At some point, 6 weeks or a month later, you get a letter from your insurance provider. It can say one of four things: “we paid $x to your dentist,” where x is much more than the computer estimate; “we paid $y to your dentist,” where y is the exact amount of the estimate; “we paid $z to your dentist,” where z is alarmingly less than the estimate; or “we don’t think we have to pay anything. Here is a number you can call if you’d like to cry tears of humiliation and rage into your phone.” Clearly the first scenario is best, since you are theoretically entitled to a refund from your dentist, but even this is not an out-and-out positive scenario because, like the government, your dentist doesn’t pay you interest on the money you have overpaid, and there will always be a followup visit in which it is casually mentioned that you have credit towards your next terrible violation.
Dentistry is the worst
Which was to be demonstrated.
Appendix A – A Working Couple
You and your spouse both work and both have insurance. You are now, theoretically, double insured. You should, therefore, always get insurance letter 1 above, but instead, both companies will decide that they are not liable for your dental work, so you will get duplicate insurance letter 4’s. Expect this.
Appendix B – Teeth
It is impossible to have a perfect set of teeth. Up to your teenage years, teeth will spontaneously fall out. During your teenage years, your teeth will not be straight enough. As an adult, your teeth will be decaying. You have millions of years of evolution behind you, but only for the last 500 years has it been common to live to see 40, and only for the last 50 has there been an expectation that a 40 year-old would still have all of his teeth. Animals that are serious about teeth have a lot more of them and regrow the ones that fall out.

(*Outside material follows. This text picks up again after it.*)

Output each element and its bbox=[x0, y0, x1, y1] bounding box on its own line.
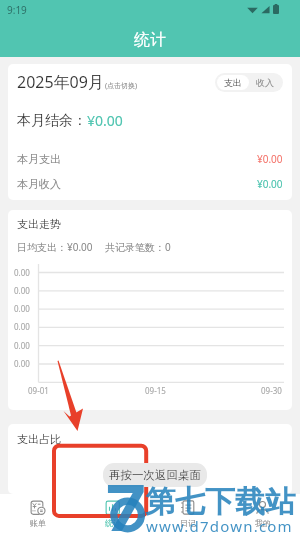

This is a perfect setup for the dentist, because there is always something he can fix. If, however, he has been beaten to the punch, there can still be something wrong with your gums. Examples include too pink, not pink enough, too puffy, and not puffy enough.
Appendix C – Other types of coverage
It is possible that your medical or dental coverage doesn’t look like mine. That’s okay, because that’s fine. Actually going to the dentist is still terrible. For instance, consider that full X-ray series. When you go to the doctor because you have a cough, they don’t do an MRI looking for other things they can fix. Doctors still want to make money, but they are way less into drumming up their own business. Even a simple cleaning is like one of the circles of hell. Not one of the major ones, like for fornicators or regicides, but one of the peripheral ones, for–I don’t know–people who under report use tax to the state.